WAIS indexing with URLs
kevinh@pulua.hcc.hawaii.edu (Kevin 'Kev' Hughes)
Date: Fri, 26 Nov 93 04:02:43 HST
From: kevinh@pulua.hcc.hawaii.edu (Kevin 'Kev' Hughes)
Message-id: <9311261402.AA15781@pulua.hcc.Hawaii.Edu>
To: www-talk@nxoc01.cern.ch
Subject: WAIS indexing with URLs
Off of Marc's early documentation, I've put together the following
script using URL support in freeWAIS 2.0.2. However, using the feature
seems to break the -nocontents flag, so I've commented out the lines that
index image/code things. (It gets painfully slow if you have a lot of images.)
IMHO, I don't think it works all that well. I suppose I like
seeing the full URL more, but I still want it to refer to a real URL,
not this WAIS docid stuff.
For now, the index is going through
http://www.ncsa.uiuc.edu:8001/www.hcc.hawaii.edu:2010/index
-- Kevin
----
#! /bin/csh
set rootdir = /www
set index = /usr/local/etc/http/index
set indexprog = /usr/local/etc/http/waisindex
set url = http://www.hcc.hawaii.edu
cd $rootdir
set num = 0
foreach pathname (`du $rootdir | cut -f2 | tail -r`)

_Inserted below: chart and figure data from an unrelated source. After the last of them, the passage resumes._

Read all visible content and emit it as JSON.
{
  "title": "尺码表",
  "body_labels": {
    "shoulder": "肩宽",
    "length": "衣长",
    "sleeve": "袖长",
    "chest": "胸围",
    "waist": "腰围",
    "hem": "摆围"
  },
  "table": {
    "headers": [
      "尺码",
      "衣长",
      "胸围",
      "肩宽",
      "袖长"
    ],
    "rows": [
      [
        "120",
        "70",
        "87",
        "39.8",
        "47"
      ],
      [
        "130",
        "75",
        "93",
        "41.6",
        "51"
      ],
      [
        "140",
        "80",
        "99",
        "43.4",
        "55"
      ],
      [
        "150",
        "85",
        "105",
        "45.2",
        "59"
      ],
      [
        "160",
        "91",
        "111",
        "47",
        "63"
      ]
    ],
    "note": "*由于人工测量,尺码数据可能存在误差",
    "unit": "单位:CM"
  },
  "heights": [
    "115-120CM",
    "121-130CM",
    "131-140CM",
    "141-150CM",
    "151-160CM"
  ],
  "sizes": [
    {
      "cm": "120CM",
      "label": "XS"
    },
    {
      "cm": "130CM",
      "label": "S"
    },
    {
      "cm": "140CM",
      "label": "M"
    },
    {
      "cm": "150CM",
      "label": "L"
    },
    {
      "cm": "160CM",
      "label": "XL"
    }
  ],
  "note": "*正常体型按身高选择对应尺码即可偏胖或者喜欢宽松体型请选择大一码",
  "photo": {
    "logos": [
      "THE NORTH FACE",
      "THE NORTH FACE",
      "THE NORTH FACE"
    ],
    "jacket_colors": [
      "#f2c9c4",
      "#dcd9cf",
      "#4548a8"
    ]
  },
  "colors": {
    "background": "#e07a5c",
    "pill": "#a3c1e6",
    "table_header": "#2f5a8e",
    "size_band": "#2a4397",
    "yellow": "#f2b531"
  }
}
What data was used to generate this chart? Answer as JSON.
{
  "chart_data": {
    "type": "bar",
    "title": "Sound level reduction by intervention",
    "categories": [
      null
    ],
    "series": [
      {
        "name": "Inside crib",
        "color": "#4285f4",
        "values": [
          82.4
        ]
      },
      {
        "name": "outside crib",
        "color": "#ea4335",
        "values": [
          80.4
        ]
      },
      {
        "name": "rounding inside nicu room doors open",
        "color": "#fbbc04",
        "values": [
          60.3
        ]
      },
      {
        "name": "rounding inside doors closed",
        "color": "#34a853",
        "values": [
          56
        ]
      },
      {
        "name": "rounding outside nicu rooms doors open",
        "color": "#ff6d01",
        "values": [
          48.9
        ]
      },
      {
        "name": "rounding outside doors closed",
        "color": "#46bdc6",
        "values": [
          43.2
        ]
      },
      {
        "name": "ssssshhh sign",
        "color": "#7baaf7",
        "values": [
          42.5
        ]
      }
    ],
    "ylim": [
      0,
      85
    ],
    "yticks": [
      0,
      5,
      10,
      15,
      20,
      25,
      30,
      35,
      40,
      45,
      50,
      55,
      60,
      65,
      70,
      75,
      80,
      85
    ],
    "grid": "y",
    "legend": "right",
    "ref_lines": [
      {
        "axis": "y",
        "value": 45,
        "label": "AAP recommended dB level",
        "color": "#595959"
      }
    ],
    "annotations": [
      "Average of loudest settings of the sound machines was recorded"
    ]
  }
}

echo "Current pathname is: $pathname"
if ($num == 0) then
set exportflag = "-export"
else
set exportflag = "-a"
endif
$indexprog -d $index $exportflag -t URL $rootdir $url $pathname/*.html
$indexprog -d $index -a -t URL $rootdir $url $pathname/*.txt
# $indexprog -d $index -a -t URL $rootdir $url $pathname/*.ps
# $indexprog -d $index -a -t URL $rootdir $url $pathname/*.gif
# $indexprog -d $index -a -t URL $rootdir $url $pathname/*.au
# $indexprog -d $index -a -t URL $rootdir $url $pathname/*.hqx
# $indexprog -d $index -a -t URL $rootdir $url $pathname/*.xbm
# $indexprog -d $index -a -t URL $rootdir $url $pathname/*.mpg
# $indexprog -d $index -a -t URL $rootdir $url $pathname/*.c
@ num++
end
echo "$num directories were indexed."